The StellarMitre class provides functionality for interacting with the MITRE ATT&CK framework and Stellar Cyber's detection data.

Key Features

  • MITRE ATT&CK Integration: Automatic download and caching of MITRE ATT&CK STIX files
  • Tactics & Techniques: Methods for retrieving MITRE tactics and techniques with detailed metadata
  • Detection Integration: Integration with Stellar Cyber's detection data sources and mappings
  • Version Support: Support for multiple Stellar Cyber platform versions
  • Performance: Cached HTTP requests for improved performance

Usage Examples

# Initialize the MITRE interface
mitre = StellarMitre()

# Get all MITRE tactics
tactics = mitre.get_tactics()

# Get all MITRE techniques
techniques = mitre.get_techniques()

# Get techniques for specific tactic
tactic_techniques = mitre.get_techniques_by_tactic("initial-access")

# Get combined tactics and techniques
tactics_and_techniques = mitre.get_tactics_and_techniques()
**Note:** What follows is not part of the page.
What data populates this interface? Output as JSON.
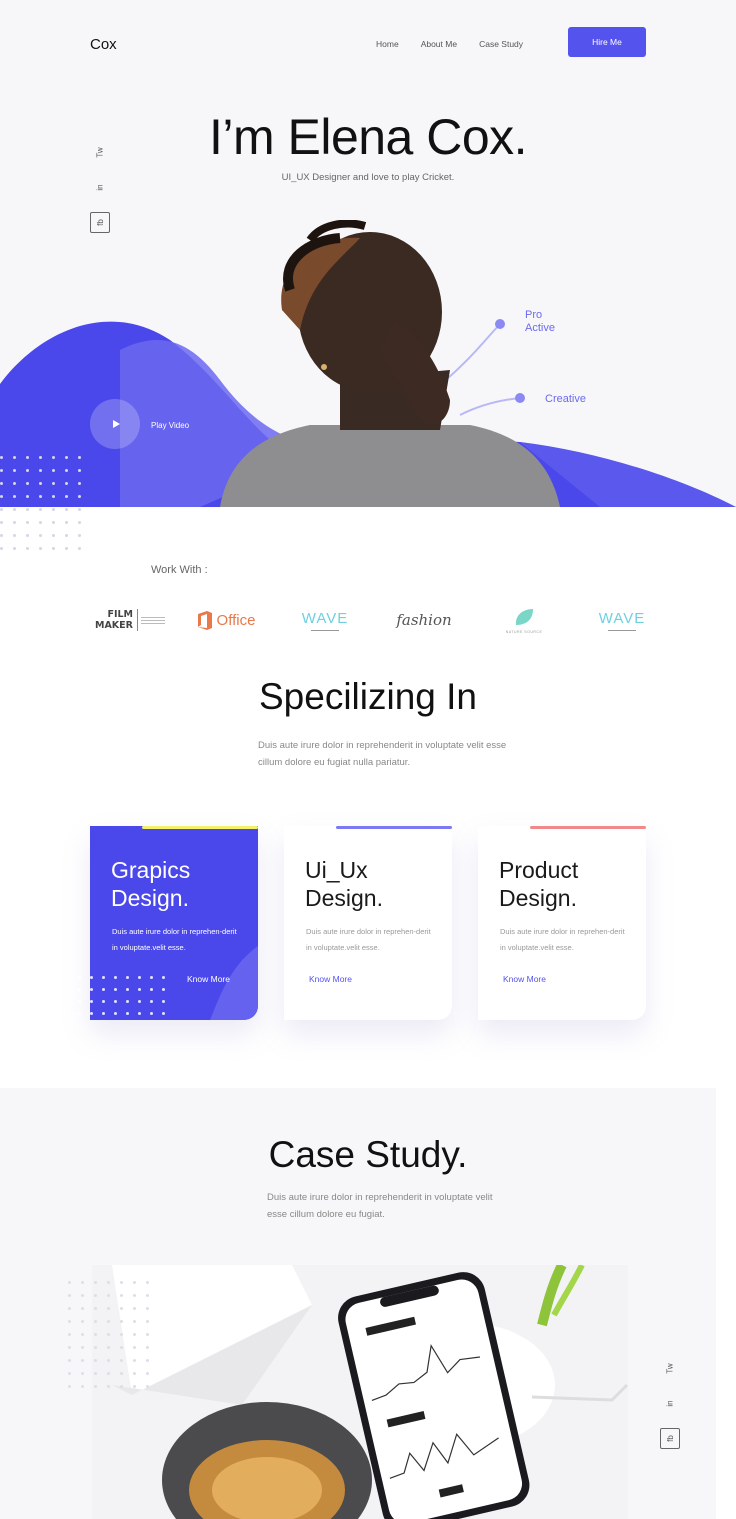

# Get Stellar Cyber detection data sources
datasources = mitre.get_detections_datasources()

StreamlitCoverageAnalyzer

The StreamlitCoverageAnalyzer class provides a Streamlit-optimized interface for analyzing security coverage data.

Key Features

  • Streamlit Integration: Built-in caching optimized for Streamlit applications
  • Coverage Analysis: Comprehensive MITRE ATT&CK coverage analysis
  • Data Source Tracking: Detailed data source usage tracking and statistics
  • Alert Analysis: In-depth alert type analysis and statistics
  • Multi-tenant Support: Support for analyzing multiple tenants
  • Cache Configuration: Configurable cache TTL for performance optimization

Usage Examples

# Initialize analyzer
analyzer = StreamlitCoverageAnalyzer(
    name="My Instance",
    host="https://example.stellarcyber.cloud",
    username="user@example.com",
    api_key="your-api-key",
    version="5.2.x",
    cache_ttl="15m"  # 15 minute cache
)

# Get comprehensive coverage statistics
stats = analyzer.compile_stats(
    data_sources=selected_sources,
    start_date=start_date,
    end_date=end_date,
    tenant_name=tenant
)

# Access different aspects
tactics = stats["tactics"]
techniques = stats["techniques"]
alerts = stats["alert_types"]

# Get detailed data source statistics
ds_stats = analyzer.get_datasource_stats(selected_sources)

Statistics Output Format

The compile_stats() method returns a comprehensive dictionary:

{
    "tactics": {
        "tactic_stats": {...},
        "tactics_covered": int,
        "tactics_triggered": int,
        "tactics_available": int,
        "tactics_covered_per": float
    },
    "techniques": {
        "technique_stats": {...},
        "techniques_covered": int,
        "techniques_triggered": int,
        "techniques_available": int,
        "techniques_covered_per": float
    },
    "alert_types": {
        "alert_type_stats": {...},
        "alert_types_covered": int,
        "alert_types_triggered": int,
        "alert_types_available": int,
        "alert_types_covered_per": float
    }
}

Caching

The class uses Streamlit's caching mechanisms:

Cache Type Usage
@cache_data For data that changes frequently
@cache_resource For resources that should persist across reruns

The default cache TTL is 15 minutes but can be configured during initialization.